Este Miércoles de Ceniza, con la tradicional imposición de ceniza sobre la frente de los fieles, da inicio a la Cuaresma, un tiempo litúrgico de 40 días en el calendario católico que culmina con la conmemoración de la Pasión, Muerte y Resurrección de Jesucristo en Semana Santa. En Paraguay —donde más del 80 % de la población se identifica como católica— esta fecha no pasa desapercibida: para muchos hogares y comunidades es una invitación a la introspección, la oración y el ajuste de comportamientos personales y colectivos.

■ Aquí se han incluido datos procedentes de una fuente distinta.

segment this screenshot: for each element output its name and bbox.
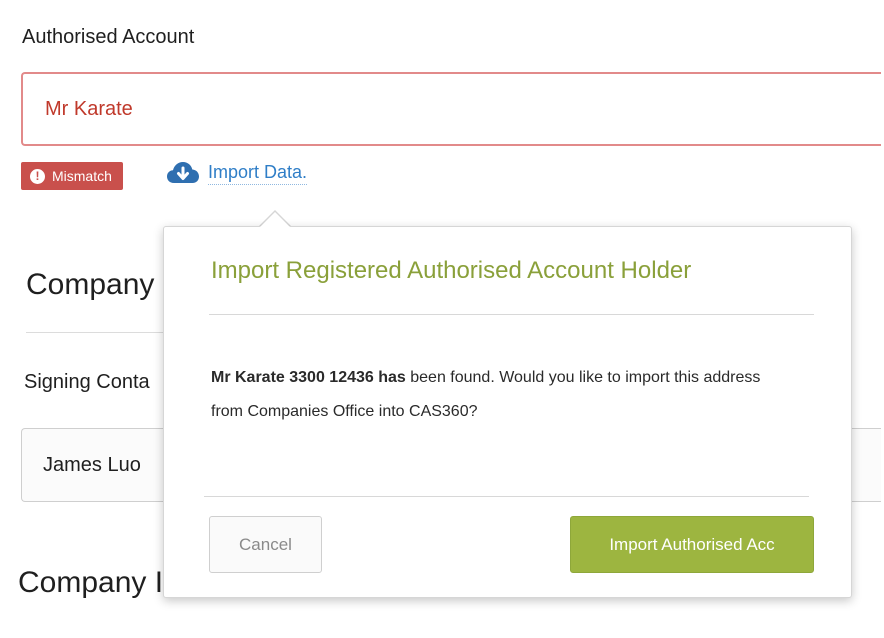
mismatch-badge: ! Mismatch xyxy=(21,162,123,190)
signing-contact-label: Signing Conta xyxy=(24,371,150,393)
popover-message: Mr Karate 3300 12436 has been found. Wou… xyxy=(211,361,771,429)
popover-message-highlight: Mr Karate 3300 12436 has xyxy=(211,369,406,386)
import-data-link-label[interactable]: Import Data. xyxy=(208,162,308,185)
popover-divider-top xyxy=(209,314,814,315)
company-section-title-2: Company I xyxy=(18,566,164,599)
popover-arrow-fill xyxy=(259,212,291,228)
section-divider xyxy=(26,332,176,333)
cancel-button[interactable]: Cancel xyxy=(209,516,322,573)
import-popover: Import Registered Authorised Account Hol… xyxy=(163,226,852,598)
popover-divider-bottom xyxy=(204,496,809,497)
popover-title: Import Registered Authorised Account Hol… xyxy=(211,257,692,284)
page: Authorised Account ! Mismatch Import Dat… xyxy=(0,0,884,638)
signing-contact-value: James Luo xyxy=(43,453,141,476)
cloud-download-icon xyxy=(167,162,199,183)
exclamation-circle-icon: ! xyxy=(30,168,45,184)
authorised-account-label: Authorised Account xyxy=(22,26,195,48)
import-authorised-account-button[interactable]: Import Authorised Acc xyxy=(570,516,814,573)
authorised-account-input[interactable] xyxy=(21,72,881,146)
mismatch-badge-label: Mismatch xyxy=(52,168,112,184)
company-section-title: Company xyxy=(26,268,155,301)
import-data-link[interactable]: Import Data. xyxy=(166,160,308,186)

La Cuaresma es —por tradición— un tiempo de penitencia y conversión. El gesto de recibir ceniza tiene un simbolismo profundo: recordar que "polvo eres y al polvo volverás", invitación explícita a la humildad, el arrepentimiento y la renovación espiritual. Para la Iglesia y para millones de paraguayos, este tiempo es una oportunidad anual para evaluar la vida interior, corregir actitudes y renovar compromisos personales y familiares con valores de fe, solidaridad y servicio a otros. En muchas parroquias del país, el oficio litúrgico de este miércoles se acompaña de procesiones, misas especiales y comunidades reunidas desde temprano, conforme a una sensación de recogimiento y apertura espiritual.
Más allá de la dimensión estrictamente religiosa, la Cuaresma ha impregnado costumbres sociales y gastronómicas en Paraguay. Durante este período es común que familias y personas opten por modificar sus hábitos alimentarios, especialmente los viernes de Cuaresma, cuando muchos evitan la carne roja y prefieren platillos de pescado, ensaladas o comidas más frugales. Restaurantes, supermercados y mercados populares ya reflejan esta tendencia en su oferta, con platos tradicionales como la sopa de pescado, pa'i tavyterã con variantes y pescados frescos entre los preferidos de quienes combinan devoción y alimentación.
Para muchos paraguayos, la Cuaresma también es un tiempo de profunda convivencia familiar y comunitaria. Escuelas organizan actividades culturales y litúrgicas, grupos juveniles dedican más tiempo a obras de caridad, y las familias —a la vez que preservan la fe— encuentran en este período una oportunidad para reforzar tradiciones y valores intergeneracionales. En comunidades rurales y centros urbanos, la jornada del Miércoles de Ceniza suele unir a varias generaciones en un mismo acto de fe: niños con ayuda de sus padres, abuelos y jóvenes compartiendo un mismo gesto de recogimiento.
No obstante, la vivencia cuaresmal es diversa. Para algunos, Cuaresma implica un actitud de sacrificio personal —como renunciar a un hábito o a un gusto específico— como forma de crecimiento espiritual. Para otros, se traduzca en mayor participación en labores de ayuda social, visitas a enfermos o apoyo a comedores comunitarios, expresando en hechos el sentido de servicio que la Iglesia propone durante estos 40 días. Este enfoque social de la fe cobra especial relevancia en contextos de vulnerabilidad, donde la práctica religiosa se entrelaza con la solidaridad activa.
Eventos como el Miércoles de Ceniza y la Cuaresma en general no son solo fechas en un calendario: constituyen momentos de alto significado para la vida espiritual y social de los paraguayos, donde las prácticas religiosas conviven con expresiones culturales, gastronómicas y de solidaridad comunitaria. A medida que avanza esta temporada, las parroquias, familias y comunidades mantienen viva una tradición que, temporada tras temporada, sigue moldeando ritmos de vida, expectativas y —sobre todo— reflexiones sobre el sentido de la vida y la convivencia humana.